I noticed that when we studied images from this period the students engaged with them much more readily – they like them more than Eastern icons and seemed to understand more instinctively what they were painting. As a result some quickly developed a feel for what they could change without straying outside the style they were working in. In contrast, most who had not seen it before found the style of the Eastern icons slightly alien, and in class they had no instinctive sense of what they could change while remaining within the traditions. This meant that we had to copy rigidly for fear of introducing error. It was a bit like learning words from a language by rote without understanding the meaning of what you are saying. This is not always such a bad thing – copying with understanding is an essential part of learning art, but at some point the students must apply his understanding in new ways. This latter point seemed to be reached more quickly by these Roman Catholic students when working in the gothic style. Perhaps if I had been teaching a class of students who had grown up in the Melkite liturgy, the story might have been different!

I refer to this period as the School of St Albans because the most famous artist of this period in England is a monk called Matthew Parris who was based at St Alban’s Abbey in England. There is a self portrait below with more works by him after that. The scenes below the portrait are from the life of St Thomas Becket and St Edward the Confessor:

So if we decide that this has the right style and balance of absraction and naturalism for today’s Church, how do we re-establish this as a tradition?

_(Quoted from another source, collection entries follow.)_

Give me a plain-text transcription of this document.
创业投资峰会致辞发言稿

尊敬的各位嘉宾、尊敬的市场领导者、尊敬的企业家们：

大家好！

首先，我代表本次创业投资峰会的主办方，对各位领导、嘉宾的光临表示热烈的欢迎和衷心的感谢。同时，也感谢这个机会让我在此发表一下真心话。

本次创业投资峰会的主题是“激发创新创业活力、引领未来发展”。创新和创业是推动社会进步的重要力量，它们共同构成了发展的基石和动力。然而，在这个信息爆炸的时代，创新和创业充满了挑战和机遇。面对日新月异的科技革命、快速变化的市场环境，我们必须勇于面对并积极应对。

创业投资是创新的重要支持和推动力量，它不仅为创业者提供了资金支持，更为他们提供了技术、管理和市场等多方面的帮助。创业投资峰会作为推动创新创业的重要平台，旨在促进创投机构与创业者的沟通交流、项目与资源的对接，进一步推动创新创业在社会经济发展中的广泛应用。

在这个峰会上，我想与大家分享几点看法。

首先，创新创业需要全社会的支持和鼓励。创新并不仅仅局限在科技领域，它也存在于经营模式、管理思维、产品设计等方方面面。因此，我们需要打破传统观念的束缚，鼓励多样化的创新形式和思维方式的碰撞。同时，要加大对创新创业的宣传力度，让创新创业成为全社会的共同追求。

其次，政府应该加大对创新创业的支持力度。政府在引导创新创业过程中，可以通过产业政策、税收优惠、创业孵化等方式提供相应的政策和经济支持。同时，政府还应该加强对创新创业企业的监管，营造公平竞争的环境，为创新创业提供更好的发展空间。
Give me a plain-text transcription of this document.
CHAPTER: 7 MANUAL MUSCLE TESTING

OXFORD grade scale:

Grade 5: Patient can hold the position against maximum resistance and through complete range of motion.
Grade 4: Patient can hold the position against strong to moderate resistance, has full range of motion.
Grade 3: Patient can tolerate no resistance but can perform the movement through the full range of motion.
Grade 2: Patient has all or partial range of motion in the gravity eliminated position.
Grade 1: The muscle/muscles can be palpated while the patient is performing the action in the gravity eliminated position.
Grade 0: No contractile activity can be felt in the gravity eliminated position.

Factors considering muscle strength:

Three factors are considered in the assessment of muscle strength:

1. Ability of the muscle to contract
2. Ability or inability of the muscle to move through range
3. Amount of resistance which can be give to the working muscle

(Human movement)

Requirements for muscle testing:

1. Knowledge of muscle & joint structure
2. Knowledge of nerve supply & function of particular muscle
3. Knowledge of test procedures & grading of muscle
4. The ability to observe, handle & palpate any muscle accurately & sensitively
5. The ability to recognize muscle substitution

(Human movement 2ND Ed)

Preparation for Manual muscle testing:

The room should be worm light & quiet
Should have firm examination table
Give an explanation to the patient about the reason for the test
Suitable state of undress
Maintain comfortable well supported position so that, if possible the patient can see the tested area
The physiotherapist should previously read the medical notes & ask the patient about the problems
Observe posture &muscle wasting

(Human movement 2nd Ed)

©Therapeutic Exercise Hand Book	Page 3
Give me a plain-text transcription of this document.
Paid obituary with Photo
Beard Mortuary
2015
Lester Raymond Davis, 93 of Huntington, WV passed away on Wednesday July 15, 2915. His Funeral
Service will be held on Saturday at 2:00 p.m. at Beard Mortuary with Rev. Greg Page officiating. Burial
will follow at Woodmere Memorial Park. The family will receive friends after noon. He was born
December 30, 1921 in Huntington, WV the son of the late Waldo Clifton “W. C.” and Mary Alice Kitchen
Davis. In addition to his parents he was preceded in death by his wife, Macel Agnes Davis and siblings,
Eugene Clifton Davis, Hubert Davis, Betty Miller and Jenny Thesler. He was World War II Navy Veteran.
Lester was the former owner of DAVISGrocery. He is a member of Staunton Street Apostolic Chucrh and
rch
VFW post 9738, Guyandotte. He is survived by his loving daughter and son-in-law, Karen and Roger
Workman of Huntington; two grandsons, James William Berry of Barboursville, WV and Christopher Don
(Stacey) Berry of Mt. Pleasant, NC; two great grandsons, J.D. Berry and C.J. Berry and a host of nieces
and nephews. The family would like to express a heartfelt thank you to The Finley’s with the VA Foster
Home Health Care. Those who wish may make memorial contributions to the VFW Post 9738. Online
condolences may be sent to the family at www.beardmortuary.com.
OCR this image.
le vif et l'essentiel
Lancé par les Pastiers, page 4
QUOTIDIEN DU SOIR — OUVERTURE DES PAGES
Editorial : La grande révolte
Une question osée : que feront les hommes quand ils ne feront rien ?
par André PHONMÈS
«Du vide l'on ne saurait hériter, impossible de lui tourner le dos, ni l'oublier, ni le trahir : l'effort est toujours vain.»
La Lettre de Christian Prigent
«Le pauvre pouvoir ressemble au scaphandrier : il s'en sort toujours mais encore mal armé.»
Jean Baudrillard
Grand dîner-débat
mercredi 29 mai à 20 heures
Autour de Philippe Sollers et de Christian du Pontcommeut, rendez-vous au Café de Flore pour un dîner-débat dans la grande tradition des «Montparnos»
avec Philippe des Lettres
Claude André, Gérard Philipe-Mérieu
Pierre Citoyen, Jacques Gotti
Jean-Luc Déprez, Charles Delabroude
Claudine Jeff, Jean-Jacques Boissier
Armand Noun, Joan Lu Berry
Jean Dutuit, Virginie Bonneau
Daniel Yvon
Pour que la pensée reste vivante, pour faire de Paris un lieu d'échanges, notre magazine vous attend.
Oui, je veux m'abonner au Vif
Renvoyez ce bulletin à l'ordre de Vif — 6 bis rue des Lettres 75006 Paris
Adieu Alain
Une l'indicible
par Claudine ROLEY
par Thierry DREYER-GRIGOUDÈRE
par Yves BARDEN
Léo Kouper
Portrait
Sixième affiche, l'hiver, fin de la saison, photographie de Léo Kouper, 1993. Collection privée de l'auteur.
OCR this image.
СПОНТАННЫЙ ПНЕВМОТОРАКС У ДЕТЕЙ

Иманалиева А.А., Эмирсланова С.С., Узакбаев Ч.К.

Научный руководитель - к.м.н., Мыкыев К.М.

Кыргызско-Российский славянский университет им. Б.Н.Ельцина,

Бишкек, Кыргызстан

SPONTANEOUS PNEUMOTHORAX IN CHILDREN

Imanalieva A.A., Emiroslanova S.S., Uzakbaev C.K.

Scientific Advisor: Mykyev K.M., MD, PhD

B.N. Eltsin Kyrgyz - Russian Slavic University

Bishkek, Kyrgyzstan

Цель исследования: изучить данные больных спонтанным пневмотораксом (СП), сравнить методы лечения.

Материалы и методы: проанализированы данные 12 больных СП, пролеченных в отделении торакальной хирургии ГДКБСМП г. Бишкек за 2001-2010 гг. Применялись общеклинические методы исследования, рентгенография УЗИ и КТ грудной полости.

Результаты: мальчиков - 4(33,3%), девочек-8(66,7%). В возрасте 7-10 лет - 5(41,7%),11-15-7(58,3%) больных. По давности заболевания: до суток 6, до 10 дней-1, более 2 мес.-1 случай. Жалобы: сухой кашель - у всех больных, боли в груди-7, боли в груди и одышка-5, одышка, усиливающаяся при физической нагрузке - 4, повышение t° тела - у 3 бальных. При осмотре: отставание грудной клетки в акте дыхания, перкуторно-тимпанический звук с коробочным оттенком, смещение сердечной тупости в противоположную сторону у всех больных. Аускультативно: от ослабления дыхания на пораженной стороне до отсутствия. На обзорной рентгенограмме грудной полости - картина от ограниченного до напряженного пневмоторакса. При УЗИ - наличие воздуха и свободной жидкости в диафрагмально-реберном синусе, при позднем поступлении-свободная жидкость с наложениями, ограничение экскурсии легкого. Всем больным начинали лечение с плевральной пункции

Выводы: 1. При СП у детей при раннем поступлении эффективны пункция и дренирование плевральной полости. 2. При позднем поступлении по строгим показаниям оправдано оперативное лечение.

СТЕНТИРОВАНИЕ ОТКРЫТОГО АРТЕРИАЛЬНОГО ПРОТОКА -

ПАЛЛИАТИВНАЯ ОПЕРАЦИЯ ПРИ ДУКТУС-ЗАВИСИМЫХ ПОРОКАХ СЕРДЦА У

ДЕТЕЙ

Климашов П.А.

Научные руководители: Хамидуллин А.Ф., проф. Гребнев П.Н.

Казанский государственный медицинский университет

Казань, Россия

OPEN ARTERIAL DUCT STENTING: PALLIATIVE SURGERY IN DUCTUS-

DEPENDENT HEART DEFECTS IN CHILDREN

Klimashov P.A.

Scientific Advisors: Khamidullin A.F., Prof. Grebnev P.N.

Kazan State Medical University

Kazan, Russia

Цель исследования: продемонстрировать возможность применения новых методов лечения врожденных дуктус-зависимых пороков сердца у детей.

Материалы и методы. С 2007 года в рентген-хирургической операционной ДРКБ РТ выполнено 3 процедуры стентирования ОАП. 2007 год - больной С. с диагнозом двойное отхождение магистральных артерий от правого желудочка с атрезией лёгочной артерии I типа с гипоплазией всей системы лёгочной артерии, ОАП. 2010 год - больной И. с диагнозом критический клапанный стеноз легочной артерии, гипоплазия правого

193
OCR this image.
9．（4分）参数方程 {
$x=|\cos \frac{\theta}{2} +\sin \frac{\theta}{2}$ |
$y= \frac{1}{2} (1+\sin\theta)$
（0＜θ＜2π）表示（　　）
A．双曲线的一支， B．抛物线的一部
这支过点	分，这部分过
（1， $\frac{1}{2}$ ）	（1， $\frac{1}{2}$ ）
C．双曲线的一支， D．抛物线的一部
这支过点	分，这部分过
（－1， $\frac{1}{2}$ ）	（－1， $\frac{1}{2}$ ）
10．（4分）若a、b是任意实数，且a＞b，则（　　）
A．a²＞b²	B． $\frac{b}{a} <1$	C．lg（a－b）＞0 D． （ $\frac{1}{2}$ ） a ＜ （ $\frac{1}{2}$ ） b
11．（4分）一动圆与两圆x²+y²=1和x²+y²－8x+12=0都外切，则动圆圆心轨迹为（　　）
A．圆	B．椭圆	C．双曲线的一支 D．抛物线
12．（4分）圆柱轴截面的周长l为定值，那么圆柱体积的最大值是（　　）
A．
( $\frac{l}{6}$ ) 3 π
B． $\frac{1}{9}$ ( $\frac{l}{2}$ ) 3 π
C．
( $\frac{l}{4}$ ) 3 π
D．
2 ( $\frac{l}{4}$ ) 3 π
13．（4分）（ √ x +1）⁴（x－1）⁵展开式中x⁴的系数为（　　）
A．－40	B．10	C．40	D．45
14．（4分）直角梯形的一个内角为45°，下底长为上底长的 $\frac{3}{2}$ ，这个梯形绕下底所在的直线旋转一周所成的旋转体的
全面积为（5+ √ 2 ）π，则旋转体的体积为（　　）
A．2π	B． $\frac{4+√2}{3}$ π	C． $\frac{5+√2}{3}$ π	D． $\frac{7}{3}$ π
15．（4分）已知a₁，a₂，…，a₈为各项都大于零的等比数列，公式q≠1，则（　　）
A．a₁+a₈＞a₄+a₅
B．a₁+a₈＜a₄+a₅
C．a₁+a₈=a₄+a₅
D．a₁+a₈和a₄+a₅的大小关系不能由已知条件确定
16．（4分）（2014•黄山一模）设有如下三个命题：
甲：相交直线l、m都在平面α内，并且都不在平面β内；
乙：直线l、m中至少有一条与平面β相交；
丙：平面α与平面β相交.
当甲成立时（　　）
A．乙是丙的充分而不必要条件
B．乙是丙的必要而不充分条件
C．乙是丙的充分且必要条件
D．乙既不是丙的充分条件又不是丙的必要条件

In answer to this, I look to the work done in restablishing the iconographic tradition in the Russian and Greek churches in the 20th century. This was done by a little group of Russian ex-patriots living in France – Vladimir Lossky, Paul Evdokimov, Leonid Ouspensky, Gregory Kroug. A Greek icon painter called Photis Kontoglou who had contact with them and took their ideas to the Greek Orthodox Church. In the middle of the 20th century these figure developed and applied a theology of the form of icons by which they established a set of principles that define the iconographic tradition. Lossky, Evdokimov, Ouspensky and to certain extent Kontoglou were theorists; Ouspensky and Kontoglou were also practitioners. Kroug was an icon painter who to my knowledge did not write extensively about icons but he, along with Ouspensky and Kontoglou painted wonderful icons. The icon below is Ouspenky’s St Seraphim.

In the mid-20th century, there were no detailed writings about art by the Church Fathers that they could draw on to define the stylistic elements in the way that was necessary to guide artists. They analysed icons that they judged to be good and holy, and developed a theology of form that seemed consistent with what they were looking at. This developed the principles that artists needed in order to create new works consistent with the tradition. The principles of this newly established iconographic tradition tell us not so much what artists did in the past, but rather what artists ought to do in the future in order to produce work that bears the mark of the holy icon.

The test of the validity of this is not historical accuracy of the principles as proposed, but rather the quality of the work produced by the artists who follow them, and the resilience of the tradition they established – can it outlast the generation that created it? We simply don’t know for certain if the formulae that Ouspensky, Lossky and Evdokimov developed correspond precisely to what Rublev, for example, would have been aiming for hundreds of years ago.

I feel that iconography has passed the test. We are now several generations of teachers and students past Ouspensky. The very best of today’s icon painters are producing icons in this style that stand alongside the great works of the past. and moreover, they are engaging with modern people in the place where they are meant to, in the context of the liturgy.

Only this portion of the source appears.